I manage a message based system in which a sequence of unique integer ids will be entirely represented at the end of the day, though they will not necessarily arrive in order.
I am looking for help in finding missing ids in this series using SQL. If my column values are something like the below, how can I find which ids I am missing in this sequence, in this case 6?
The sequence will begin and end at an arbitrary point each day, so min and max would differ upon each run. Coming from a Perl background I through some regex in there.
ids
1
2
3
5
4
7
9
8
10
Help would be much appreciated.
Edit: We run oracle
Edit2: Thanks all. I'll be running through your solutions next week in the office.
Edit3: I settled for the time being on something like the below, with ORIG_ID being the original id column and MY_TABLE being the source table. In looking closer at my data, there are a variety of cases beyond just number data in a string. In some cases there is a prefix or suffix of non-numeric characters. In others, there are dashes or spaces intermixed into the numeric id. Beyond this, ids periodically appear multiple times, so I included distinct.

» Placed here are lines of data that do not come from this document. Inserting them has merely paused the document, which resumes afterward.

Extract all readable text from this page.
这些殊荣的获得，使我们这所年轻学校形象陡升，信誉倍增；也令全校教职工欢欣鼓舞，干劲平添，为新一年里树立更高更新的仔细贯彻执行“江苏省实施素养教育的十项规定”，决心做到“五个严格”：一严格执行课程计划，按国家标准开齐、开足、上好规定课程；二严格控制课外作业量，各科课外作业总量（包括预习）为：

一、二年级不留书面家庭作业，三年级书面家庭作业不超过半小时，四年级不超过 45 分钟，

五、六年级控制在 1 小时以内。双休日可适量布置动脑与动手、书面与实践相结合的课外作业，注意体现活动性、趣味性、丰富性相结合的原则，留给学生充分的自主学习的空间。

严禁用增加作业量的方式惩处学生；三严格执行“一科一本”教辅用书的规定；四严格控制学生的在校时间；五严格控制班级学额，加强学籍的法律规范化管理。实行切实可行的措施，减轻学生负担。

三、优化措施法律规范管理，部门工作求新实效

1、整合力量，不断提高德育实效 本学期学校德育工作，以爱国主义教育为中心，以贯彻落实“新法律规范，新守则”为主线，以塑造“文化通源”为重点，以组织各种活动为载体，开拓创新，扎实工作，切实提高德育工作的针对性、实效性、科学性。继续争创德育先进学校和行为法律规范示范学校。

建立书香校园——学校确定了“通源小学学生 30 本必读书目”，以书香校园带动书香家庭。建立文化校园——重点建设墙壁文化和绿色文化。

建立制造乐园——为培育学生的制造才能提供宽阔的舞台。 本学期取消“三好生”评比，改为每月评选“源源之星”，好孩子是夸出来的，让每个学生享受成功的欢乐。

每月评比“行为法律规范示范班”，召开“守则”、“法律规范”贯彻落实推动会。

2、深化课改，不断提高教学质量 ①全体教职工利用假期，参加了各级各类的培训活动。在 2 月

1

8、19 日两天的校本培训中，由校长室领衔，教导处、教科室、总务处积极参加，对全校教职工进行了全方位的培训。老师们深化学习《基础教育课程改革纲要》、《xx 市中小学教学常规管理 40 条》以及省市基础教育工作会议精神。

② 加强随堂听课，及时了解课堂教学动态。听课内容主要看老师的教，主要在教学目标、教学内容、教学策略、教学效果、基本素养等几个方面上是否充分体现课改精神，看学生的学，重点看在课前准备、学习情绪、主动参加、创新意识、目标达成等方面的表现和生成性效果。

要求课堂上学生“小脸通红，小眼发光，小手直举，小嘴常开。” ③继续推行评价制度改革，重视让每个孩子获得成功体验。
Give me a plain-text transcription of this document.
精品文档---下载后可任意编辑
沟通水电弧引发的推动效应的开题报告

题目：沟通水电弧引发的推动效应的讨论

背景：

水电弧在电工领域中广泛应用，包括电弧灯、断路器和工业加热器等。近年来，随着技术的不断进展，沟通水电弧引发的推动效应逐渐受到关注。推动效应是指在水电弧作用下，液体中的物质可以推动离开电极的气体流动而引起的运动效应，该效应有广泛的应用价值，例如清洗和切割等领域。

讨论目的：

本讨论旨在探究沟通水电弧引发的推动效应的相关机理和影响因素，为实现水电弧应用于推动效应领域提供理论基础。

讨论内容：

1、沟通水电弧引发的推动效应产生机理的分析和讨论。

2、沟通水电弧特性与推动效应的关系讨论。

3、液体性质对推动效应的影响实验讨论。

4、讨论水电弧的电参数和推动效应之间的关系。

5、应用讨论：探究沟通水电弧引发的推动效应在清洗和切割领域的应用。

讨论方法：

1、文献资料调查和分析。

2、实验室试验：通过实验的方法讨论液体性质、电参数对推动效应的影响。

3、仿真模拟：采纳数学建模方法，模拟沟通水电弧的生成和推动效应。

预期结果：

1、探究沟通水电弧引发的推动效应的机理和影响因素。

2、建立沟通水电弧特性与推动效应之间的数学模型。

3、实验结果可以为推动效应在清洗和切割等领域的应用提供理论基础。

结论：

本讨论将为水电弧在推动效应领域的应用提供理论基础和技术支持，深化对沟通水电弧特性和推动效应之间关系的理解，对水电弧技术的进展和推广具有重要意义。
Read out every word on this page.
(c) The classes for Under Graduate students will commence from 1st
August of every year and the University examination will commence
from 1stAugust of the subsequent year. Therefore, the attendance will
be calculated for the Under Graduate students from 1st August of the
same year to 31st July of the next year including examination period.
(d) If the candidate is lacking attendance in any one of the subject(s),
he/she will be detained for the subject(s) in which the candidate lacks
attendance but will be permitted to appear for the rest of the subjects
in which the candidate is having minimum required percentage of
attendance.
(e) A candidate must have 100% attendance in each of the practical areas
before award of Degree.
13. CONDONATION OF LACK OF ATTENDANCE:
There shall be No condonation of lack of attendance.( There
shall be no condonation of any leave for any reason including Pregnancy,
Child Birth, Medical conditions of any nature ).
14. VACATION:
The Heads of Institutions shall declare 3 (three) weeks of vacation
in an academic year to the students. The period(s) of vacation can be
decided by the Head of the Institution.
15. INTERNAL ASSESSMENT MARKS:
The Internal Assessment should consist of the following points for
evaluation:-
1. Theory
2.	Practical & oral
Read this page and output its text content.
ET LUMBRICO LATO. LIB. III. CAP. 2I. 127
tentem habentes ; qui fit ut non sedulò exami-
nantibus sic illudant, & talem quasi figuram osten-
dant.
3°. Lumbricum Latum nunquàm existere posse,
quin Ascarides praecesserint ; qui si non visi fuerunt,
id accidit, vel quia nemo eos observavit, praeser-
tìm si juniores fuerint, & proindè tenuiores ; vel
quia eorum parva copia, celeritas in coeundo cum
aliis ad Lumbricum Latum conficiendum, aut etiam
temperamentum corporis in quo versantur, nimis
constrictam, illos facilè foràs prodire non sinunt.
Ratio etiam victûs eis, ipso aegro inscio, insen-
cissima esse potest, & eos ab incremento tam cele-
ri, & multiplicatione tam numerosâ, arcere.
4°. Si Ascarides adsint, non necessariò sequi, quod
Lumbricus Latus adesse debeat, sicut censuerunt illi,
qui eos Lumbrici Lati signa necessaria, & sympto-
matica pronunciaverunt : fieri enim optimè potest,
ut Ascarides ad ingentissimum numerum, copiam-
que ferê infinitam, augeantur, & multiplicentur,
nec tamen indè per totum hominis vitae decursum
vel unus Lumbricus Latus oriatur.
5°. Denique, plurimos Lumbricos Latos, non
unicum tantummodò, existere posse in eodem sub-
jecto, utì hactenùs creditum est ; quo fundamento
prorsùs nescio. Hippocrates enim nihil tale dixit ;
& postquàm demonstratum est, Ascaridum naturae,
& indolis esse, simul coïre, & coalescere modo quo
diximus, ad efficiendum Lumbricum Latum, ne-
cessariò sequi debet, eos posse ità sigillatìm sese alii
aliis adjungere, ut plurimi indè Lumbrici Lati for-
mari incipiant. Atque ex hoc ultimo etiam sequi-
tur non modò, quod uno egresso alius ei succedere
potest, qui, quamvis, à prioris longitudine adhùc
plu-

I would appreciate any further input, specifically in regard to the best route of stripping out non-numeric characters.
SELECT
CASE
WHEN NUMERIC_ID + 1 = NEXT_ID - 1
THEN TO_CHAR( NUMERIC_ID + 1 )
ELSE TO_CHAR( NUMERIC_ID + 1 ) || '-' || TO_CHAR( NEXT_ID - 1 )
END
MISSING_SEQUENCES
FROM
(
SELECT
NUMERIC_ID,
LEAD (NUMERIC_ID, 1, NULL)
OVER
(
ORDER BY
NUMERIC_ID
ASC
)
AS NEXT_ID
FROM
(
SELECT
DISTINCT TO_NUMBER( REGEXP_REPLACE(ORIG_ID,'[^[:digit:]]','') )
AS NUMERIC_ID
FROM MY_TABLE
)
) WHERE NEXT_ID != NUMERIC_ID + 1